1. La progression du FN s’est pour l’essentiel faite sur le dos de la droite traditionnelle. Election après élection, le FN assure son hégémonie sur des couches sociales auparavant acquises à la droite gaulliste. Celles-ci sont constituées d’une part des couches les plus réactionnaires de la classe ouvrière, qui passent sans difficultés des Raoult et autre Morano à la dynastie Le Pen, et d’autre part des secteurs les plus frappés par la mondialisation capitaliste, à l’exemple des agriculteurs qui semblent troquer assez massivement le vote gaulliste pour celui du FN. Ce bloc social trouve son ciment idéologique dans une xénophobie obsessionnelle qui se décline dans le rejet de l’immigration, la sortie de l’euro, le protectionnisme ou encore l’affirmation de l’identité nationale. Ce discours, qui a d’autant plus d’échos qu’il n’est pas sans racines dans l’histoire contemporaine de la France, permet au FN de développer le projet d’un Etat national et autoritaire, de nature sans doute plus poutinienne que réellement fasciste.

L’échec du FN au second tour ne doit pour autant pas amener à sous-estimer l’ampleur de sa progression et surtout l’accélération de son rythme : aux européennes de 1984, le FN avait obtenu 10,9 % des exprimés ; aux présidentielles de 2002, il arrivait au score historique de 16,8 % ; à ces régionales, il a atteint au premier tour 27,7 % des exprimés. Même s’il faut faire sa part à l’indéniable effet des attentats du 13 novembre et au climat anxiogène que Hollande et Valls se sont ingéniés à mettre en place, la dynamique du FN est très inquiétante : alors qu’il recueillait les voix de 7,6 % des inscrits aux législatives de juin 2012, il a obtenu les voix de 10,1 % des inscrits aux européennes de mai 2014, celles de 12 % des inscrits aux départementales de mars 2015 avant de réunir au premier tour de ces régionales pas moins de 13,2 % des inscrits.
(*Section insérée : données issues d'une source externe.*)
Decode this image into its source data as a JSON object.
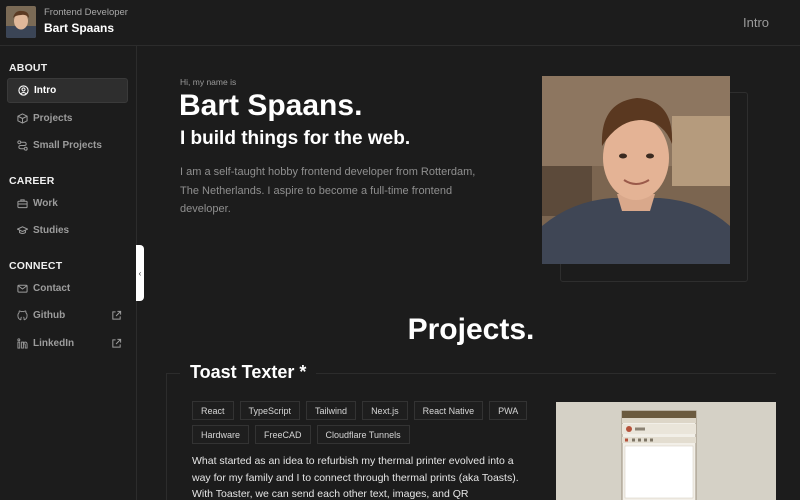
{
  "header": {
    "role": "Frontend Developer",
    "name": "Bart Spaans",
    "current_section": "Intro"
  },
  "sidebar": {
    "groups": [
      {
        "title": "ABOUT",
        "items": [
          {
            "label": "Intro",
            "icon": "user-circle-icon",
            "active": true
          },
          {
            "label": "Projects",
            "icon": "cube-icon"
          },
          {
            "label": "Small Projects",
            "icon": "route-icon"
          }
        ]
      },
      {
        "title": "CAREER",
        "items": [
          {
            "label": "Work",
            "icon": "briefcase-icon"
          },
          {
            "label": "Studies",
            "icon": "graduation-cap-icon"
          }
        ]
      },
      {
        "title": "CONNECT",
        "items": [
          {
            "label": "Contact",
            "icon": "mail-icon"
          },
          {
            "label": "Github",
            "icon": "github-icon",
            "external": true
          },
          {
            "label": "LinkedIn",
            "icon": "linkedin-icon",
            "external": true
          }
        ]
      }
    ],
    "collapse_glyph": "‹"
  },
  "hero": {
    "greeting": "Hi, my name is",
    "name": "Bart Spaans.",
    "tagline": "I build things for the web.",
    "bio": "I am a self-taught hobby frontend developer from Rotterdam, The Netherlands. I aspire to become a full-time frontend developer."
  },
  "projects": {
    "heading": "Projects.",
    "items": [
      {
        "title": "Toast Texter *",
        "tags": [
          "React",
          "TypeScript",
          "Tailwind",
          "Next.js",
          "React Native",
          "PWA",
          "Hardware",
          "FreeCAD",
          "Cloudflare Tunnels"
        ],
        "description": "What started as an idea to refurbish my thermal printer evolved into a way for my family and I to connect through thermal prints (aka Toasts). With Toaster, we can send each other text, images, and QR"
      }
    ]
  },
  "colors": {
    "background": "#1c1c1c",
    "active_nav": "#2e2e2e",
    "muted_text": "#8f8f8f"
  }
}
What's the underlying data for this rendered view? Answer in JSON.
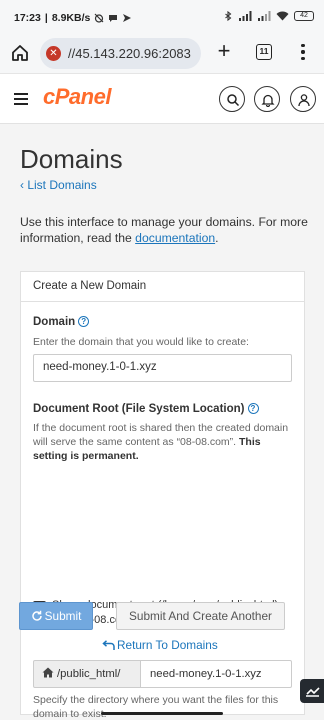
{
  "status_bar": {
    "time": "17:23",
    "network_speed": "8.9KB/s",
    "battery": "42"
  },
  "browser": {
    "url": "//45.143.220.96:2083",
    "tab_count": "11"
  },
  "header": {
    "logo": "cPanel"
  },
  "page": {
    "title": "Domains",
    "back_link": "List Domains",
    "intro_text": "Use this interface to manage your domains. For more information, read the ",
    "intro_link": "documentation",
    "intro_end": "."
  },
  "form": {
    "panel_title": "Create a New Domain",
    "domain": {
      "label": "Domain",
      "hint": "Enter the domain that you would like to create:",
      "value": "need-money.1-0-1.xyz"
    },
    "docroot": {
      "label": "Document Root (File System Location)",
      "hint": "If the document root is shared then the created domain will serve the same content as “08-08.com”.",
      "hint_bold": "This setting is permanent.",
      "share_label": "Share document root (/home/com/public_html) with “08-08.com”.",
      "share_checked": false,
      "prefix": "/public_html/",
      "value": "need-money.1-0-1.xyz",
      "dir_hint": "Specify the directory where you want the files for this domain to exist."
    },
    "submit_label": "Submit",
    "submit_another_label": "Submit And Create Another",
    "return_label": "Return To Domains"
  },
  "colors": {
    "accent": "#1b75bb",
    "brand": "#ff6c2c",
    "submit_bg": "#72a8df"
  }
}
S’il continue toujours à susciter le rejet de la grande majorité de la population, le FN est aujourd’hui arrivé à des seuils qui lui offrent la perspective d’arriver prochainement au pouvoir, que ce soit au bénéfice d’un accident électoral, toujours possible dans une élection présidentielle, ou peut-être plus probablement par une entrée dans un gouvernement de coalition, à la faveur d’une alliance parlementaire avec la droite extrême. Le constat est d’autant plus alarmant qu’il n’existe aucun exemple dans les démocraties libérales d’un parti qui ait pu se maintenir durablement au-delà du seuil de 30 % des voix sans se voir ouvrir les portes du pouvoir. Même au temps de la guerre froide, la DC italienne avait ainsi été contrainte à envisager de partager son pouvoir avec le PCI, lorsque celui-ci atteignit aux élections de 1976 son score historique de 34 %, et ce « compromis historique » se serait très certainement réalisé si le PCI n’avait été aussitôt frappé par le reflux général des partis eurocommunistes, qui le reconduisit dès 1979 sous le seuil des 30 %.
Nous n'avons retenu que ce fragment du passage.